We now drop the 'titleType' field, which is now always movie, hence not needed, rename the variables for convenience, and sort according to a given variable. The `rename()` method takes a dictionary as the columns arguments in the format {var1_old_name: var1_new_name, var2_old_name: var2_new_name}. We then sort the data in the ascending order of year by using the `sort_values()` method by setting the keyword argument `ascending=False`.

In [None]:
# Drop the column "titleType"
movies_selected_df.__(__, axis = __, inplace = True)

# Rename the variables
movies_selected_df.__(columns = {'primaryTitle': 'movie', 
                            'startYear': 'year', 
                            'runtimeMinutes': 'minutes'}, 
                      inplace = True)

# sort the dataframe wrt year in-place
movies_selected_df.__ 

# show the head of the dataframe
movies_selected_df.__

We can now impute the `minutes` by the median `minutes`. For this, we can use the `fillna()` method with the median as the positional argument.

In [None]:
# Impute any missing values in the minutes column by its median
movies_selected_df['minutes'] = __

# show the head of the dataframe
movies_selected_df.head()

### DataFrame Merging
We shall now merge the user ratings data with the movie dataframe. For this, we shall first read the title.ratings.tsv.gz dataset to a dataframe as we did for the first data set. Here, we will directly specify the index column, which is `tconst` as for the movie dataframe. This is done by passing the argument `index_col = 'tconst'`. We also set the data types by setting the `dtype` to corresponding data type.   

In [None]:
# Read the dataset title_ratings.tsv to a dataframe and set the index and the data types
ratings_df = __("title.ratings.tsv.gz", __ = "tconst", 
                         __ = {'averageRating': 'float64', 'numVotes': 'Int64'}, 
                         sep = '\t')

#Show top rows
ratings_df.head()

As you can see, it associates the same identifier `tconst` with the `averageRating` and `numVotes` variables.
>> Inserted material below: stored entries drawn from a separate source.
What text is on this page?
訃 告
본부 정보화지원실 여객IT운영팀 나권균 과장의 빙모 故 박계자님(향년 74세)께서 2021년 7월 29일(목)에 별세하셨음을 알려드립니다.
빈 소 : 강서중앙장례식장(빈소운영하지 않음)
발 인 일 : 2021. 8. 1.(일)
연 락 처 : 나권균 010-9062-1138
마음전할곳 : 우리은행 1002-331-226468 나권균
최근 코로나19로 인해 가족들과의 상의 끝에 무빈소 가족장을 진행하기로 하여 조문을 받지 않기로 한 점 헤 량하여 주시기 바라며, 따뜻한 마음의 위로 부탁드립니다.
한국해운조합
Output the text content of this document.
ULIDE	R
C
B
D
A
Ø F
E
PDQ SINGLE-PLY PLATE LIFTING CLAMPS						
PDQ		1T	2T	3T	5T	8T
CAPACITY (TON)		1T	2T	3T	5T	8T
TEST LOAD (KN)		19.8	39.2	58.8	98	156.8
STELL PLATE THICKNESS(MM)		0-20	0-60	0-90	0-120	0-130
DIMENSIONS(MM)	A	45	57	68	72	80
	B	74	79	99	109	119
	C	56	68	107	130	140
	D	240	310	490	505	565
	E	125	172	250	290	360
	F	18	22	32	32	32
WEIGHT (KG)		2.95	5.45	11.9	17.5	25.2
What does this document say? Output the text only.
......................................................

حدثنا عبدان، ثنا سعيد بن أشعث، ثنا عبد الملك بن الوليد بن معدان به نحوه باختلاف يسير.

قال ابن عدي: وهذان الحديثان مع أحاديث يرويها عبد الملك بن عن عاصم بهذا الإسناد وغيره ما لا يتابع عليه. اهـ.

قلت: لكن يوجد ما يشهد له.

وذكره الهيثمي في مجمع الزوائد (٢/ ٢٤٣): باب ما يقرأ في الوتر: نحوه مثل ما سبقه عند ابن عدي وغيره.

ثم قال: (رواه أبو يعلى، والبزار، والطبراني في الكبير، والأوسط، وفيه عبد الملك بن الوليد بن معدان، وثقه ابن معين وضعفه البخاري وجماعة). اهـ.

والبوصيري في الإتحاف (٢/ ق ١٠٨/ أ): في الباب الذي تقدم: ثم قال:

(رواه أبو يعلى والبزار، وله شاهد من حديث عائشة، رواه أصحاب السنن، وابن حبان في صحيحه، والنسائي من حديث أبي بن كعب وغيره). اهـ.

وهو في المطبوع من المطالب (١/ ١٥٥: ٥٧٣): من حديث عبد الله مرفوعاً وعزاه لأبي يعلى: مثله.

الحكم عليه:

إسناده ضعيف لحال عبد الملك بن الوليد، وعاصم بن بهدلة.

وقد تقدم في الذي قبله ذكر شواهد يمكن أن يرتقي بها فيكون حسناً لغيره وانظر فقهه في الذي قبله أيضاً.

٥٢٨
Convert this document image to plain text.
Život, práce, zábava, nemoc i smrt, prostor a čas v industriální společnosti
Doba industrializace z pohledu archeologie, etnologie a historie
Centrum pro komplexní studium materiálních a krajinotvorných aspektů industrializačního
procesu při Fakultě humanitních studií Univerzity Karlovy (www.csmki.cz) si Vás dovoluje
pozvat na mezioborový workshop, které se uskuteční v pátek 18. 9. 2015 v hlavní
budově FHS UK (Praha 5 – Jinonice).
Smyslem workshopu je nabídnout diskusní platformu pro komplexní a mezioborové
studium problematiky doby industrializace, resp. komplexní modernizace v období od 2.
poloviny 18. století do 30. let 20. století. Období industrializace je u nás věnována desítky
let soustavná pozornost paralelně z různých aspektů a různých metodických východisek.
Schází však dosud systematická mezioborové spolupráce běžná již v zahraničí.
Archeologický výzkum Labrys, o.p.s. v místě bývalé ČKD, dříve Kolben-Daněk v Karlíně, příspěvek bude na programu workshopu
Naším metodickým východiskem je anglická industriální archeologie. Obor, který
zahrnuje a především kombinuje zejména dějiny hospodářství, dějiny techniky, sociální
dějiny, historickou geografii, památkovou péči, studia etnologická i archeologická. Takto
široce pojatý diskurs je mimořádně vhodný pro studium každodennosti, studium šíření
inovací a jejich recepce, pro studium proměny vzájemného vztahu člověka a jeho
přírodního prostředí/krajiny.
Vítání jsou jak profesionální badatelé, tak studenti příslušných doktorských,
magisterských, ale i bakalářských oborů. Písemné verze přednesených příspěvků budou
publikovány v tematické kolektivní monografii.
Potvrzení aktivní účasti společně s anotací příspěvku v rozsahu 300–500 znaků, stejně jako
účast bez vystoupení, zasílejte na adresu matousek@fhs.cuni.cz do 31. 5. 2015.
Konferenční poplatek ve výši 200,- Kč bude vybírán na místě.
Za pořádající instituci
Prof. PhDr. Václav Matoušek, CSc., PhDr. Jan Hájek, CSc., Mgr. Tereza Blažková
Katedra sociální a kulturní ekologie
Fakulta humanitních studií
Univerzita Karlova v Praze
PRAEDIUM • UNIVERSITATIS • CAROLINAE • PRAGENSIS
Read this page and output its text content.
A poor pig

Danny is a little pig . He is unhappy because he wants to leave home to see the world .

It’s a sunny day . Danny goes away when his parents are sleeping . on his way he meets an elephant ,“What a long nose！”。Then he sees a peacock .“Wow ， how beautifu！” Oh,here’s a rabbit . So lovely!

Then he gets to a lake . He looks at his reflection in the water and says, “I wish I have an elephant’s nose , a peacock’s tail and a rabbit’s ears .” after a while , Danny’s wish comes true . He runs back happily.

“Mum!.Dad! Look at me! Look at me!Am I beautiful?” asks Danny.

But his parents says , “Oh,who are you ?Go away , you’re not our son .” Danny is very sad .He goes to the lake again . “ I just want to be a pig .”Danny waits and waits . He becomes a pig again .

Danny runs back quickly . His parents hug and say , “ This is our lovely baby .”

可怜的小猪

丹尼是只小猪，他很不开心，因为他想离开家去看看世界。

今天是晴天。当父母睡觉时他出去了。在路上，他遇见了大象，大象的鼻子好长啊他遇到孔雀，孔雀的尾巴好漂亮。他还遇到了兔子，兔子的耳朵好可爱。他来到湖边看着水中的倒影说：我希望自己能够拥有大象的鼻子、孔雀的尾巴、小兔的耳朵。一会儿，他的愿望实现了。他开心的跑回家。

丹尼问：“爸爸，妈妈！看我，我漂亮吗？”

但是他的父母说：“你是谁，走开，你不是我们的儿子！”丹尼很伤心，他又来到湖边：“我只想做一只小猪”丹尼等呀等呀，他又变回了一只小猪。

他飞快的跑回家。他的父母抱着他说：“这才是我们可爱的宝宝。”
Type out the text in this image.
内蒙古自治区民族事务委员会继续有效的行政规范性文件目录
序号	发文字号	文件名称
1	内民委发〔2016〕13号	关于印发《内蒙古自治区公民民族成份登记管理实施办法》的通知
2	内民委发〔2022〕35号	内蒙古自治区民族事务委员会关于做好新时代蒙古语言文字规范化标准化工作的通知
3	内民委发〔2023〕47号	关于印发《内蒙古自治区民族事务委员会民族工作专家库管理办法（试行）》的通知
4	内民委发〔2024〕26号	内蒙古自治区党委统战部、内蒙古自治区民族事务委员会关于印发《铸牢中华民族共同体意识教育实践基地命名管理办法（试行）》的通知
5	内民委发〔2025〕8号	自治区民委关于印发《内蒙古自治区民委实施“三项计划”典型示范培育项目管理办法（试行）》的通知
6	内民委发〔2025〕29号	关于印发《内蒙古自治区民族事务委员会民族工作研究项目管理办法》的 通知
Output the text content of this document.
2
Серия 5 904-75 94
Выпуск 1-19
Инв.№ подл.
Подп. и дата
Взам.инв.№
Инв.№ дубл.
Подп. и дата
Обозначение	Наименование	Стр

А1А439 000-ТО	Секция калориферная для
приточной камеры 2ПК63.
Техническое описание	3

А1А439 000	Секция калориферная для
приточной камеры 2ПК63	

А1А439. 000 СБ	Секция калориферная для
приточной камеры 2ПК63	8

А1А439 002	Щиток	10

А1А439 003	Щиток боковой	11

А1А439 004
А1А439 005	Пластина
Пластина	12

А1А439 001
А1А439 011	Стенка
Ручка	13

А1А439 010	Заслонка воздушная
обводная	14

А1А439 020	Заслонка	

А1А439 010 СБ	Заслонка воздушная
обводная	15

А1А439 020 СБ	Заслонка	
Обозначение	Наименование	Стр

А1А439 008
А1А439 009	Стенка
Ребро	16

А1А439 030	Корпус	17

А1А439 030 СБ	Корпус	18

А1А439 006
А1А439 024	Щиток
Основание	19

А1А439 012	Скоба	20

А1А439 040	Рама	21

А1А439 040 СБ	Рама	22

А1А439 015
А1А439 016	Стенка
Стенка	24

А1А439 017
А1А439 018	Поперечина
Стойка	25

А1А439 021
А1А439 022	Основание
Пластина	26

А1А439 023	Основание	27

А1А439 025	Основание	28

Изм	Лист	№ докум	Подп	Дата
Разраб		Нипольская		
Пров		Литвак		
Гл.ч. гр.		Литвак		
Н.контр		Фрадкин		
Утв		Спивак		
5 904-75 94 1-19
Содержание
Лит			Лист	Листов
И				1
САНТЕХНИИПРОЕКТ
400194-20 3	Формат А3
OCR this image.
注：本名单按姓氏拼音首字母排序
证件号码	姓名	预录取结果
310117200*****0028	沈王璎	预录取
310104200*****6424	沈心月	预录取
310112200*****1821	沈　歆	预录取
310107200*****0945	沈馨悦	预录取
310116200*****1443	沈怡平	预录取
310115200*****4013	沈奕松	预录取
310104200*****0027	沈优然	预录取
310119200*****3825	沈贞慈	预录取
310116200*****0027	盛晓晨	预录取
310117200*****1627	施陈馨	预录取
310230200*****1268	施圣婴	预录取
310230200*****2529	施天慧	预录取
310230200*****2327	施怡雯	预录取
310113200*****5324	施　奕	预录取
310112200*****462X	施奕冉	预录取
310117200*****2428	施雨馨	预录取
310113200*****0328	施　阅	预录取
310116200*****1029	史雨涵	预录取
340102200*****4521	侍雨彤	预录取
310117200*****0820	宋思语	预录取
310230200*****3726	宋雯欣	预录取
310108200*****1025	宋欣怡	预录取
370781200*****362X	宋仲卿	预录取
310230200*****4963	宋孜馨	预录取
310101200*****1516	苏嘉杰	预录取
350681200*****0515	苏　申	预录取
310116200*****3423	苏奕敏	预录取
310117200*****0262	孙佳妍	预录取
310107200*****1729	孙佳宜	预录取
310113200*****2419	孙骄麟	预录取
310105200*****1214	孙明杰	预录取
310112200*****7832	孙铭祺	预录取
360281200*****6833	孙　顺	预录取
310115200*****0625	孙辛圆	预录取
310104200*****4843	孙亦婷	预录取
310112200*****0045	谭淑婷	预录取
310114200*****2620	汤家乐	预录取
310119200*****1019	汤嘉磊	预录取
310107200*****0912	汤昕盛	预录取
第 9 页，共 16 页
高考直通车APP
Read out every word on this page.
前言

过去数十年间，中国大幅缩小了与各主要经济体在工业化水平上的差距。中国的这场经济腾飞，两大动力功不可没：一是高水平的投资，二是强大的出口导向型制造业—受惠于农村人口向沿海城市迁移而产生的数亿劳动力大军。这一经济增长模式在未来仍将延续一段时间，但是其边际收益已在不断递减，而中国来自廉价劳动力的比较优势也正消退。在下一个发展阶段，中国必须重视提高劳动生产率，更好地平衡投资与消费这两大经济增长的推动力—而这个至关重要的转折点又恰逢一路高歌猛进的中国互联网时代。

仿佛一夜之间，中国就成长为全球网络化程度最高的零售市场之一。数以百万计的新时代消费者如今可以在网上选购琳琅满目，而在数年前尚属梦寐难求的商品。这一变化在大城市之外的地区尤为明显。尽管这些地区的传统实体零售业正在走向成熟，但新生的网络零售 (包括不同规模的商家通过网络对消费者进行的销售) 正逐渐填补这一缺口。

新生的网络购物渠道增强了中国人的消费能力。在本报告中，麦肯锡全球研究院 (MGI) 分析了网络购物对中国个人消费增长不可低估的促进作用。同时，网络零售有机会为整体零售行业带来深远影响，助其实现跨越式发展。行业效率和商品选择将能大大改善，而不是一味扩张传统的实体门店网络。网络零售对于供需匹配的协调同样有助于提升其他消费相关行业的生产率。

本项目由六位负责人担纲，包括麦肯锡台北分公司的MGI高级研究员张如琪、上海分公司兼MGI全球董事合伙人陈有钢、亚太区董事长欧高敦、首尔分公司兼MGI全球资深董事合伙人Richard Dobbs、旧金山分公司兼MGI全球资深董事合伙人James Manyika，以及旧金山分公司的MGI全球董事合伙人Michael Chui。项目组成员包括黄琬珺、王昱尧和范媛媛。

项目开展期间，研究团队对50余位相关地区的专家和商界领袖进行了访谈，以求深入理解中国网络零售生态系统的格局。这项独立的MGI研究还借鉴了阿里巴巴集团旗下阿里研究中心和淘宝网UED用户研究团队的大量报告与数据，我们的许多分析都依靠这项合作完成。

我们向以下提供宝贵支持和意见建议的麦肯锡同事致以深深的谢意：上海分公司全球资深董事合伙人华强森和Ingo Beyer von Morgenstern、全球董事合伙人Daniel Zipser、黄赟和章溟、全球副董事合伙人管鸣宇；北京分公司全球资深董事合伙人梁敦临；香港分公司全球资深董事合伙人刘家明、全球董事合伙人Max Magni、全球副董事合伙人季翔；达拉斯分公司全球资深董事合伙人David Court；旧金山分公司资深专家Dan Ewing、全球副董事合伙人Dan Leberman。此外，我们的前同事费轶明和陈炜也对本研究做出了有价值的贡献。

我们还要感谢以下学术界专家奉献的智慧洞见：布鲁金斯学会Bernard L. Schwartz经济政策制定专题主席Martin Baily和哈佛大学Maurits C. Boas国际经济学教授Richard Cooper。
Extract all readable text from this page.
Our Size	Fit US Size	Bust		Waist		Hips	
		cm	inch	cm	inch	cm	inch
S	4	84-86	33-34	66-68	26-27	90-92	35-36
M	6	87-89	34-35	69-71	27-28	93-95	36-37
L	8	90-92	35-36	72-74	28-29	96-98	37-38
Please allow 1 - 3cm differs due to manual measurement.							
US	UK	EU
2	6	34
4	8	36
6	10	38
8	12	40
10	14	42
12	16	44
Pandas `merge` method allows merging a dataset with another dataset. Here, we use the index `tconst` for matching the two dataframes, by setting the arguments `left_index = True` and `right_index = True`. This means that if two rows in the two datasets have the same index value, they belong to the same entity (movie). The argument `how = 'inner'` specifies that all rows of the left and right frames should match. If there are non-matching indices in either, those rows are excluded.

In [None]:
# Inner-Merge the ratings_df with movies_selected_df (key should exist in both)
final_movies_df = movies_selected_df.__(__, how = __, left_index = __, right_index = __)

# Show the head of the data frame
final_movies_df.head()

In [None]:
# Check the number of entries
__

## EDA

We shall now look at the descriptive statistics for numeric variables by using the `describe` method:

In [None]:
# Check descriptive statistics
final_movies_df.__

There seems to be some movies with very low number of votes. Hence, we shall slice only to those movies with at least 10000 votes. We shall then have a quick look at the top 10 movies with highest `averageRating`.

In [None]:
# Choose only those movies with at least 10000 votes
final_movies_df = __

# Display the top 10 movies in terms of averageRating (if equal, more votes first)
final_movies_df.__(__, ascending = __).__

We look at the correlation between numerical variables by using the `corr()` method.

In [None]:
# Check the correlation coefficients 
final_movies_df.__

There are some positive correlations between the number of votes, average rating, and the minutes. However, the correlation coefficient is a linear measure of assocation and it does not mean causation. We shall look at scatterplots. 

Matplotlib is the main visualisation package in Python and standard plots are directly implemented as methods of dataframes. Hence, you can call the `plot` method directly from a dataframe object. Here, we specify the plot type by `kind = 'scatter'`. We provide the x and y axes and the title of the plot.

In [None]:
import matplotlib as mpl
import matplotlib.pyplot as plt
mpl.rc('axes', labelsize=14)
mpl.rc('xtick', labelsize=12)
mpl.rc('ytick', labelsize=12)

# Scatter plot between numVotes and averageRating
__.plot(kind = __, x =__, y = __, title =__, figsize=(10,8))

We can see that the variation in averageRating decreases with numVotes, similar to central limit theorem as $SE(\bar{x}) = \frac{\sigma}{\sqrt{n}}$ if $n$ individual viewer ratings are independent and randomly sampled. 

We shall now plot and inspect boxplots to see how ratings evolve over time. We can directly plot a boxplot using the `boxplot` method, specifying the column for which to plot the boxplot. The optional argument `by = 'year'` specifies that we want to plot the boxplots separately for different values of the variable `year`.

In [None]:
# Create a box plot of averageRating by year
final_movies_df.__(column = __, by = __, rot = 90, figsize=(10,8))

The ratings look pretty stable over time.

We shall finally look at the association between the genre and the movie rating. We must consider that each movie can belong to multiple genres. We first start by identifying the different genres. 

In [None]:
# The cat method concatenates all entries in a column using the specified seperator (here ',')
genres = final_movies_df[__].__.cat(sep = __) 

# This returns a long str of individual genres. To obtain a set of genres, we first
# split from ',' to a list and then remove duplicates by the set() constructor
genres = __

# Write a dictionary comprehension that provides the average score for each genre
avg_ratings = __

#Show average ratings per genre
avg_ratings